Au CHU d’Amiens, situé dans la Somme, se trouve un service spécialisé qui se distingue par son unicité en France. Le Dr Sylvain Chamot y exerce et y accueille quotidiennement des patients issus du milieu agricole, des jardiniers ou encore des fleuristes, tous souffrant de maladies liées à leur exposition aux produits phytosanitaires. Ces consultations, délicates et complexes, sont au cœur d’un reportage qui met en lumière les enjeux de santé publique liés à l’utilisation de ces substances chimiques.
Le Dr Sylvain Chamot du CHU d’Amiens (Somme) interroge deux de ses patients, dont un agriculteur atteint de leucémie, pour établir un lien éventuel entre leur activité professionnelle et leur maladie. Pendant une heure et demie, il questionne l’agriculteur sur ses pratiques agricoles, les produits utilisés et évalue son exposition aux pesticides. Les questions posées par le médecin peuvent parfois bouleverser les patients.
Certains patients ressentent de la culpabilité, comme une agricultrice diagnostiquée avec un cancer, qui exprime sa difficulté à accepter que sa maladie puisse être liée à l’utilisation de pesticides. Son dossier doit être examiné par le Fonds des victimes de pesticides pour déterminer si une indemnisation est possible.
Le Dr Chamot réalise environ cinquante consultations d’agriculteurs par an et s’intéresse également aux cas d’expositions prénatales aux pesticides, bien qu’il n’ait reçu que sept patientes jusqu’à présent. Il suspecte que les cas soient plus nombreux.

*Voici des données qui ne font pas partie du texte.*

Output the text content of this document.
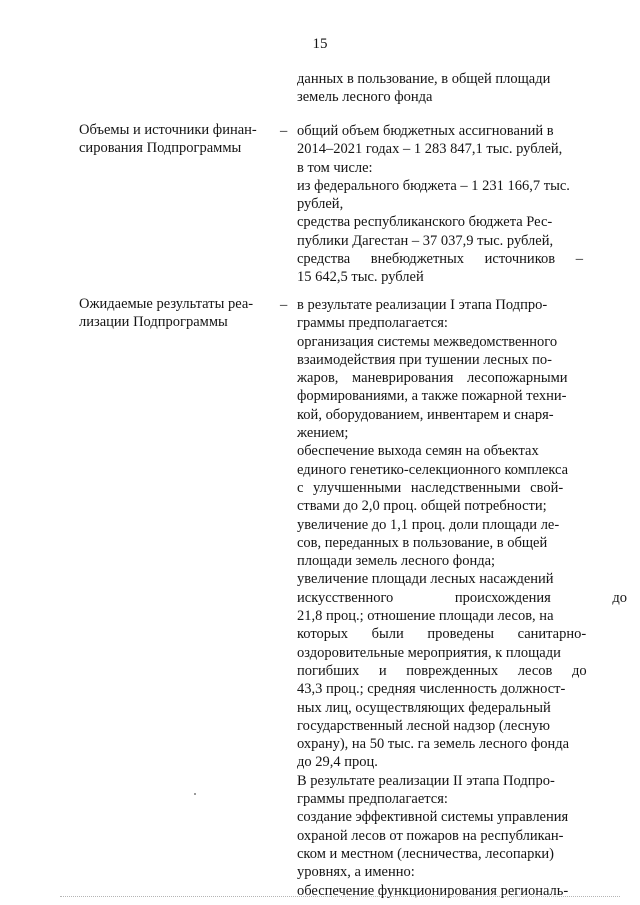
15
данных в пользование, в общей площади
земель лесного фонда
Объемы и источники финан-
сирования Подпрограммы
– общий объем бюджетных ассигнований в
2014–2021 годах – 1 283 847,1 тыс. рублей,
в том числе:
из федерального бюджета – 1 231 166,7 тыс.
рублей,
средства республиканского бюджета Рес-
публики Дагестан – 37 037,9 тыс. рублей,
средства внебюджетных источников –
15 642,5 тыс. рублей
Ожидаемые результаты реа-
лизации Подпрограммы
– в результате реализации I этапа Подпро-
граммы предполагается:
организация системы межведомственного
взаимодействия при тушении лесных по-
жаров, маневрирования лесопожарными
формированиями, а также пожарной техни-
кой, оборудованием, инвентарем и снаря-
жением;
обеспечение выхода семян на объектах
единого генетико-селекционного комплекса
с улучшенными наследственными свой-
ствами до 2,0 проц. общей потребности;
увеличение до 1,1 проц. доли площади ле-
сов, переданных в пользование, в общей
площади земель лесного фонда;
увеличение площади лесных насаждений
искусственного происхождения до
21,8 проц.; отношение площади лесов, на
которых были проведены санитарно-
оздоровительные мероприятия, к площади
погибших и поврежденных лесов до
43,3 проц.; средняя численность должност-
ных лиц, осуществляющих федеральный
государственный лесной надзор (лесную
охрану), на 50 тыс. га земель лесного фонда
до 29,4 проц.
В результате реализации II этапа Подпро-
граммы предполагается:
создание эффективной системы управления
охраной лесов от пожаров на республикан-
ском и местном (лесничества, лесопарки)
уровнях, а именно:
обеспечение функционирования региональ-
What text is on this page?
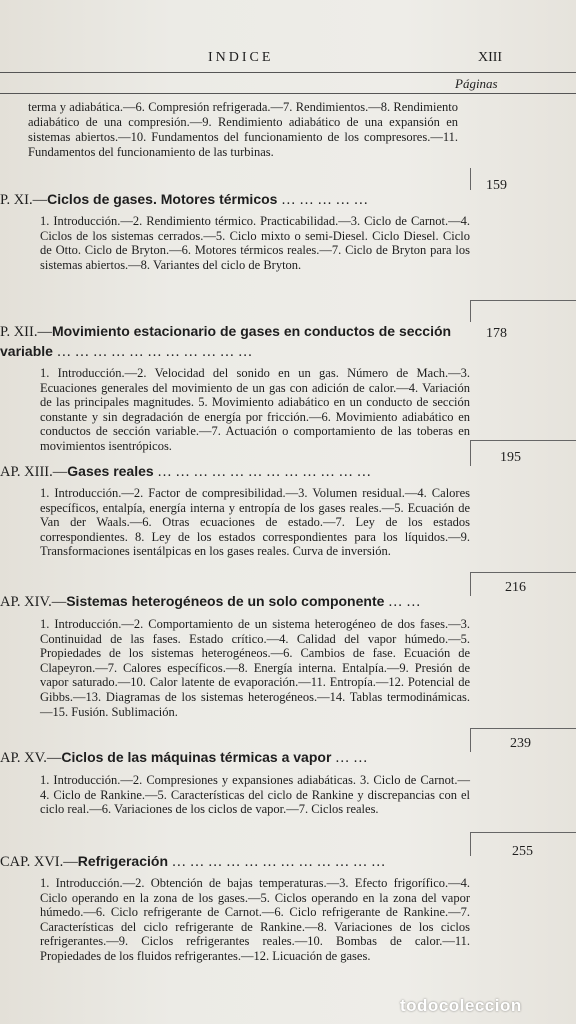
INDICE	XIII
Páginas
terma y adiabática.—6. Compresión refrigerada.—7. Rendimientos.—8. Rendimiento adiabático de una compresión.—9. Rendimiento adiabático de una expansión en sistemas abiertos.—10. Fundamentos del funcionamiento de los compresores.—11. Fundamentos del funcionamiento de las turbinas.
P. XI.—Ciclos de gases. Motores térmicos … … … … …
159
1. Introducción.—2. Rendimiento térmico. Practicabilidad.—3. Ciclo de Carnot.—4. Ciclos de los sistemas cerrados.—5. Ciclo mixto o semi-Diesel. Ciclo Diesel. Ciclo de Otto. Ciclo de Bryton.—6. Motores térmicos reales.—7. Ciclo de Bryton para los sistemas abiertos.—8. Variantes del ciclo de Bryton.
P. XII.—Movimiento estacionario de gases en conductos de sección variable … … … … … … … … … … …
178
1. Introducción.—2. Velocidad del sonido en un gas. Número de Mach.—3. Ecuaciones generales del movimiento de un gas con adición de calor.—4. Variación de las principales magnitudes. 5. Movimiento adiabático en un conducto de sección constante y sin degradación de energía por fricción.—6. Movimiento adiabático en conductos de sección variable.—7. Actuación o comportamiento de las toberas en movimientos isentrópicos.
AP. XIII.—Gases reales … … … … … … … … … … … …
195
1. Introducción.—2. Factor de compresibilidad.—3. Volumen residual.—4. Calores específicos, entalpía, energía interna y entropía de los gases reales.—5. Ecuación de Van der Waals.—6. Otras ecuaciones de estado.—7. Ley de los estados correspondientes. 8. Ley de los estados correspondientes para los líquidos.—9. Transformaciones isentálpicas en los gases reales. Curva de inversión.
AP. XIV.—Sistemas heterogéneos de un solo componente … …
216
1. Introducción.—2. Comportamiento de un sistema heterogéneo de dos fases.—3. Continuidad de las fases. Estado crítico.—4. Calidad del vapor húmedo.—5. Propiedades de los sistemas heterogéneos.—6. Cambios de fase. Ecuación de Clapeyron.—7. Calores específicos.—8. Energía interna. Entalpía.—9. Presión de vapor saturado.—10. Calor latente de evaporación.—11. Entropía.—12. Potencial de Gibbs.—13. Diagramas de los sistemas heterogéneos.—14. Tablas termodinámicas.—15. Fusión. Sublimación.
AP. XV.—Ciclos de las máquinas térmicas a vapor … …
239
1. Introducción.—2. Compresiones y expansiones adiabáticas. 3. Ciclo de Carnot.—4. Ciclo de Rankine.—5. Características del ciclo de Rankine y discrepancias con el ciclo real.—6. Variaciones de los ciclos de vapor.—7. Ciclos reales.
CAP. XVI.—Refrigeración … … … … … … … … … … … …
255
1. Introducción.—2. Obtención de bajas temperaturas.—3. Efecto frigorífico.—4. Ciclo operando en la zona de los gases.—5. Ciclos operando en la zona del vapor húmedo.—6. Ciclo refrigerante de Carnot.—6. Ciclo refrigerante de Rankine.—7. Características del ciclo refrigerante de Rankine.—8. Variaciones de los ciclos refrigerantes.—9. Ciclos refrigerantes reales.—10. Bombas de calor.—11. Propiedades de los fluidos refrigerantes.—12. Licuación de gases.
todocoleccion
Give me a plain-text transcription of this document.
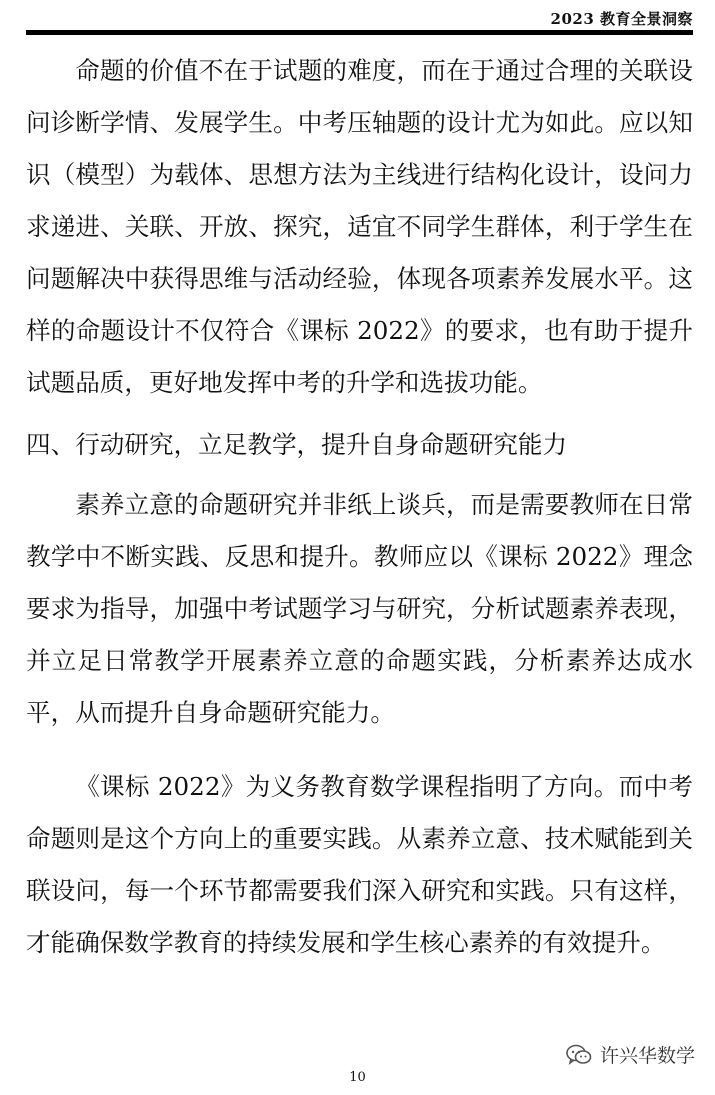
2023 教育全景洞察

命题的价值不在于试题的难度，而在于通过合理的关联设问诊断学情、发展学生。中考压轴题的设计尤为如此。应以知识（模型）为载体、思想方法为主线进行结构化设计，设问力求递进、关联、开放、探究，适宜不同学生群体，利于学生在问题解决中获得思维与活动经验，体现各项素养发展水平。这样的命题设计不仅符合《课标 2022》的要求，也有助于提升试题品质，更好地发挥中考的升学和选拔功能。

四、行动研究，立足教学，提升自身命题研究能力

素养立意的命题研究并非纸上谈兵，而是需要教师在日常教学中不断实践、反思和提升。教师应以《课标 2022》理念要求为指导，加强中考试题学习与研究，分析试题素养表现，并立足日常教学开展素养立意的命题实践，分析素养达成水平，从而提升自身命题研究能力。

《课标 2022》为义务教育数学课程指明了方向。而中考命题则是这个方向上的重要实践。从素养立意、技术赋能到关联设问，每一个环节都需要我们深入研究和实践。只有这样，才能确保数学教育的持续发展和学生核心素养的有效提升。

许兴华数学
10
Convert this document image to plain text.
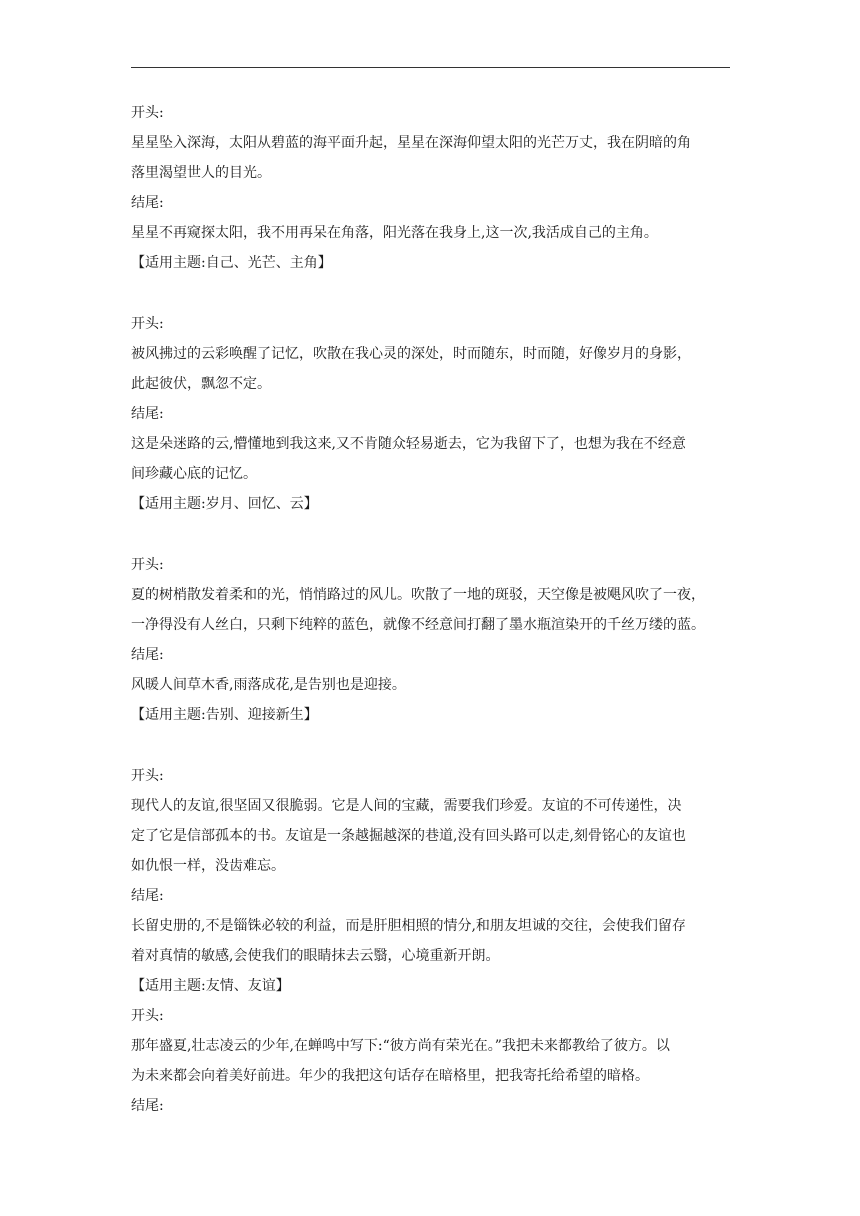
开头:
星星坠入深海，太阳从碧蓝的海平面升起，星星在深海仰望太阳的光芒万丈，我在阴暗的角
落里渴望世人的目光。
结尾:
星星不再窥探太阳，我不用再呆在角落，阳光落在我身上,这一次,我活成自己的主角。
【适用主题:自己、光芒、主角】
开头:
被风拂过的云彩唤醒了记忆，吹散在我心灵的深处，时而随东，时而随，好像岁月的身影，
此起彼伏，飘忽不定。
结尾:
这是朵迷路的云,懵懂地到我这来,又不肯随众轻易逝去，它为我留下了，也想为我在不经意
间珍藏心底的记忆。
【适用主题:岁月、回忆、云】
开头:
夏的树梢散发着柔和的光，悄悄路过的风儿。吹散了一地的斑驳，天空像是被飓风吹了一夜，
一净得没有人丝白，只剩下纯粹的蓝色，就像不经意间打翻了墨水瓶渲染开的千丝万缕的蓝。
结尾:
风暖人间草木香,雨落成花,是告别也是迎接。
【适用主题:告别、迎接新生】
开头:
现代人的友谊,很坚固又很脆弱。它是人间的宝藏，需要我们珍爱。友谊的不可传递性，决
定了它是信部孤本的书。友谊是一条越掘越深的巷道,没有回头路可以走,刻骨铭心的友谊也
如仇恨一样，没齿难忘。
结尾:
长留史册的,不是锱铢必较的利益，而是肝胆相照的情分,和朋友坦诚的交往，会使我们留存
着对真情的敏感,会使我们的眼睛抹去云翳，心境重新开朗。
【适用主题:友情、友谊】
开头:
那年盛夏,壮志凌云的少年,在蝉鸣中写下:“彼方尚有荣光在。”我把未来都教给了彼方。以
为未来都会向着美好前进。年少的我把这句话存在暗格里，把我寄托给希望的暗格。
结尾:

Diverses sources sont mentionnées, telles que le rapport d’activité du fonds d’indemnisation des victimes de pesticides, le rapport de la commission d’enquête sur l’incapacité de la France à atteindre les objectifs de maîtrise des impacts des produits phytosanitaires, le résumé du rapport de l’inspection des Affaires sociales sur le nombre de victimes potentielles liées aux pesticides, un article de France 3 sur la création du service pesticides et pathologies pédiatriques, un reportage de France Culture sur le travail du Dr Chamot, ainsi que des extraits de tableaux des maladies professionnelles sur le cancer de la prostate et le cancer d’Antoine Lambert.
Il ressort de cet article que la question de la responsabilité des agriculteurs dans leur propre maladie est complexe et que les consultations médicales visant à établir un lien entre l’activité professionnelle et la maladie peuvent être éprouvantes pour les patients.